Claude Walter, who has purchased property at 217 Main St., echoed Standbridge's comments.
"I can put in one restroom or two. The real thing I have a problem with is asbestos removal," he said. "I had absolutely no idea what that was going to cost when I bought the buildings downtown, and it hit — that removal is $6,000, and you can't even see it."
An entire floor has to be removed because asbestos is showing, he said.
“That's a lot of money that I could have put on restrooms," Walter said with a grin and a slight chuckle.
"If we're going to be required to do these things, there ought to be some help somewhere," he continued. "I appreciate the city wants to have nice facades and nice-looking buildings on the outside, but us poor suckers that have bought the buildings, we've got to pay for clean-up.
"If any help could be garnered from that, we sure would be appreciative.
Johnny Vance, director of community development, said asbestos was an unavoidable problem.
"As far as asbestos, that's out of our hands. That's federal and state law ... we can't just wish it away," Vance said.

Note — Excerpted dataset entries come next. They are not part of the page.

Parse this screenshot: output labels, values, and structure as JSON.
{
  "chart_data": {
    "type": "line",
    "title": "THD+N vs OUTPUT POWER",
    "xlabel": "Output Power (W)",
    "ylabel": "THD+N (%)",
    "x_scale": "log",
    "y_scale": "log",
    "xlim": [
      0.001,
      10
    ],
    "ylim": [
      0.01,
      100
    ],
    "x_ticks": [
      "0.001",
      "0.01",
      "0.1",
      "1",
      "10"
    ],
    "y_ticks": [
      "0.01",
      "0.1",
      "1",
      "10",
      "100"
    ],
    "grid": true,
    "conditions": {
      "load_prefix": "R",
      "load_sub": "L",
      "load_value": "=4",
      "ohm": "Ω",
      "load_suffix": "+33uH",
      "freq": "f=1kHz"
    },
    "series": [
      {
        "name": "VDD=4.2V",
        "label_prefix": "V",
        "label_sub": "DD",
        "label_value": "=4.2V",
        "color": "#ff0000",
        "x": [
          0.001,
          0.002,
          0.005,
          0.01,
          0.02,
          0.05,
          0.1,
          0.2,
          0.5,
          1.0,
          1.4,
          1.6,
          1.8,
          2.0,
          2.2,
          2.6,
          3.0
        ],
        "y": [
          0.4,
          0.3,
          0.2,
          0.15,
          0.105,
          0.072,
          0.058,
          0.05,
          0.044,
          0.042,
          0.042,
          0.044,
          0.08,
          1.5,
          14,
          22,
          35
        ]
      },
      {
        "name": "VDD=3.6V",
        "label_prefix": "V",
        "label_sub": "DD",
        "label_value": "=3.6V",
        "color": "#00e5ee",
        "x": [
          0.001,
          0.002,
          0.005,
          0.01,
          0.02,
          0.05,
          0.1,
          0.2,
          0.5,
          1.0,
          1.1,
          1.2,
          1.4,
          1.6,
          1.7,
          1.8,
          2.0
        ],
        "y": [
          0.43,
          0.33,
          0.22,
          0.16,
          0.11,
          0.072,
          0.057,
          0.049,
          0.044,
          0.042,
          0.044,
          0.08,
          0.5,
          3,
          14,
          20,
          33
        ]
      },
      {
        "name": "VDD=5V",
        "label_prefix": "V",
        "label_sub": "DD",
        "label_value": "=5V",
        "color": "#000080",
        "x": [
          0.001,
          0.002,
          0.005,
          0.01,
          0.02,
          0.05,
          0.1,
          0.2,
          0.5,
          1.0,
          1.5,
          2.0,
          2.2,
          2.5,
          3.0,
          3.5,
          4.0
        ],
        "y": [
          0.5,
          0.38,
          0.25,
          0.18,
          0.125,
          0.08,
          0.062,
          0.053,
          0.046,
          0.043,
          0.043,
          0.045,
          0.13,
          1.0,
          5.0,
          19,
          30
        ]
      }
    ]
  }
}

"I understand that," Walter responded. "All I'm asking for is help."
Any grant programs to help with such costs could be recommended by the downtown board, Vance added, but would ultimately have to be approved by the City Council.
"As far as when one or two (restrooms) is required, if you want to challenge those issues, it goes before the Board of Appeals, which is better schooled and educated on when one is required and two is required," Vance said.